Complete step-by-step solution:
Projectile – A projectile is any object or particle that is launched with an initial velocity. The projectile uses this velocity to travel a certain horizontal distance and reach a certain maximum height. The concept of the projectile has been heavily used since old times, it was used in building war tanks, air missiles, and even launching satellites.
Range – It is the horizontal distance that a projectile will cover due to the component of the velocity in the horizontal direction.
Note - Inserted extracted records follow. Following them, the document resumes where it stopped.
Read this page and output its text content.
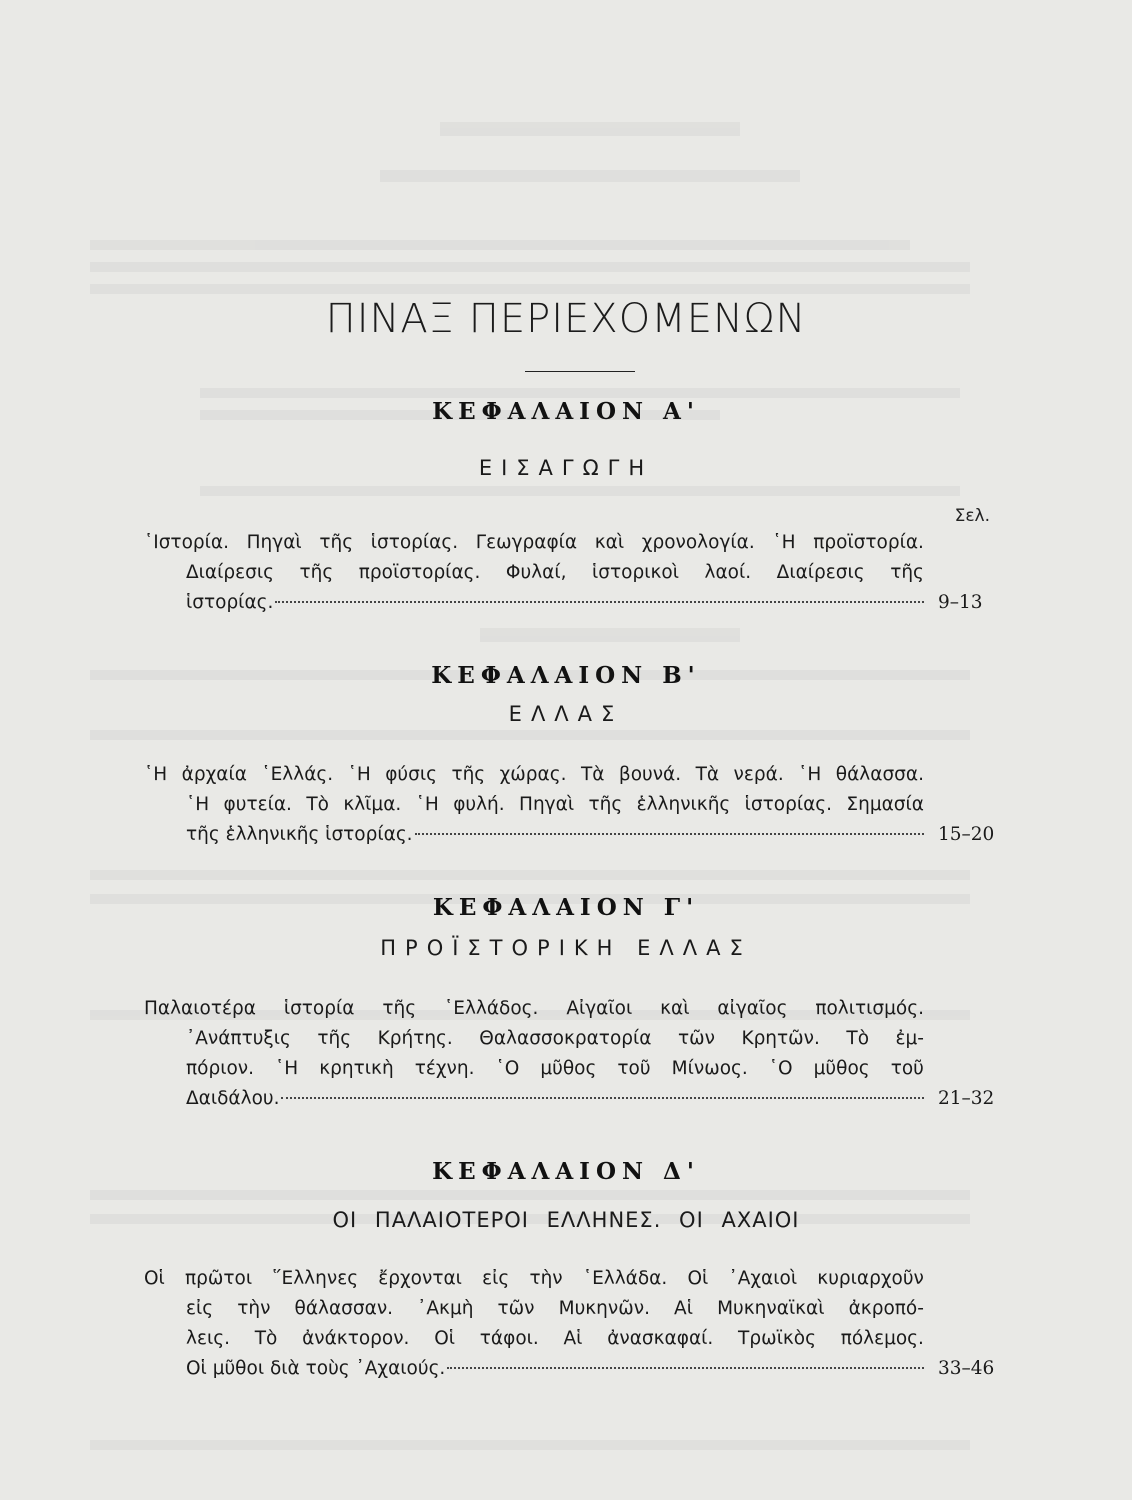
ΠΙΝΑΞ ΠΕΡΙΕΧΟΜΕΝΩΝ
ΚΕΦΑΛΑΙΟΝ Α'
ΕΙΣΑΓΩΓΗ
Σελ.
῾Ιστορία. Πηγαὶ τῆς ἱστορίας. Γεωγραφία καὶ χρονολογία. ῾Η προϊστορία.
Διαίρεσις τῆς προϊστορίας. Φυλαί, ἱστορικοὶ λαοί. Διαίρεσις τῆς
ἱστορίας.	9–13
ΚΕΦΑΛΑΙΟΝ Β'
ΕΛΛΑΣ
῾Η ἀρχαία ῾Ελλάς. ῾Η φύσις τῆς χώρας. Τὰ βουνά. Τὰ νερά. ῾Η θάλασσα.
῾Η φυτεία. Τὸ κλῖμα. ῾Η φυλή. Πηγαὶ τῆς ἑλληνικῆς ἱστορίας. Σημασία
τῆς ἑλληνικῆς ἱστορίας.	15–20
ΚΕΦΑΛΑΙΟΝ Γ'
ΠΡΟΪΣΤΟΡΙΚΗ ΕΛΛΑΣ
Παλαιοτέρα ἱστορία τῆς ῾Ελλάδος. Αἰγαῖοι καὶ αἰγαῖος πολιτισμός.
᾿Ανάπτυξις τῆς Κρήτης. Θαλασσοκρατορία τῶν Κρητῶν. Τὸ ἐμ-
πόριον. ῾Η κρητικὴ τέχνη. ῾Ο μῦθος τοῦ Μίνωος. ῾Ο μῦθος τοῦ
Δαιδάλου.	21–32
ΚΕΦΑΛΑΙΟΝ Δ'
ΟΙ ΠΑΛΑΙΟΤΕΡΟΙ ΕΛΛΗΝΕΣ. ΟΙ ΑΧΑΙΟΙ
Οἱ πρῶτοι ῞Ελληνες ἔρχονται εἰς τὴν ῾Ελλάδα. Οἱ ᾿Αχαιοὶ κυριαρχοῦν
εἰς τὴν θάλασσαν. ᾿Ακμὴ τῶν Μυκηνῶν. Αἱ Μυκηναϊκαὶ ἀκροπό-
λεις. Τὸ ἀνάκτορον. Οἱ τάφοι. Αἱ ἀνασκαφαί. Τρωϊκὸς πόλεμος.
Οἱ μῦθοι διὰ τοὺς ᾿Αχαιούς.	33–46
The horizontal range is not directly affected by the gravitational pull of the Earth.
We know the equation for the range is
\[R = \dfrac{{{u^2}\sin 2\theta }}{g}\]
Here, \[R = \] The horizontal range
\[u = \] The initial speed of the projectile
\[\theta = \] The angle that the projectile makes with the horizontal
\[g = \] Acceleration due to gravity
Let the angle at which the ball \[B\] is thrown be \[\theta \]
In the problem given to us, we have two projectile balls \[A\] and \[B\], that are thrown with speeds \[u\] and \[\dfrac{u}{2}\] , respectively. Both the balls cover the same horizontal distance before returning to the plane of projection.
So, Range of ball \[A = \] Range of ball \[B\]
\[ \Rightarrow \dfrac{{{{\left( {\dfrac{u}{2}} \right)}^2}\sin 2\left( {15^\circ } \right)}}{g} = \dfrac{{{u^2}\sin 2\theta }}{g}\]
\[ \Rightarrow \dfrac{{{{\left( {\dfrac{u}{2}} \right)}^2}\sin 30}}{g} = \dfrac{{{u^2}\sin 2\theta }}{g}\]
\[ \Rightarrow \dfrac{{{u^2}}}{{8g}} = \dfrac{{{u^2}\sin 2\theta }}{g}\]
\[ \Rightarrow \sin 2\theta = \dfrac{1}{8}\]
\[ \Rightarrow 2\theta = {\sin ^{ - 1}}\left( {\dfrac{1}{8}} \right)\]
\[ \Rightarrow \theta = \dfrac{1}{2}{\sin ^{ - 1}}\left( {\dfrac{1}{8}} \right)\]
Hence, option B is the correct option.

Note: In the solution under the horizontal range section, it was mentioned that the gravitational pull of earth does not influence the horizontal range of the projectile directly. But focus on the wording, it does not directly influence it. It influences the maximum height which in turn will affect the horizontal range.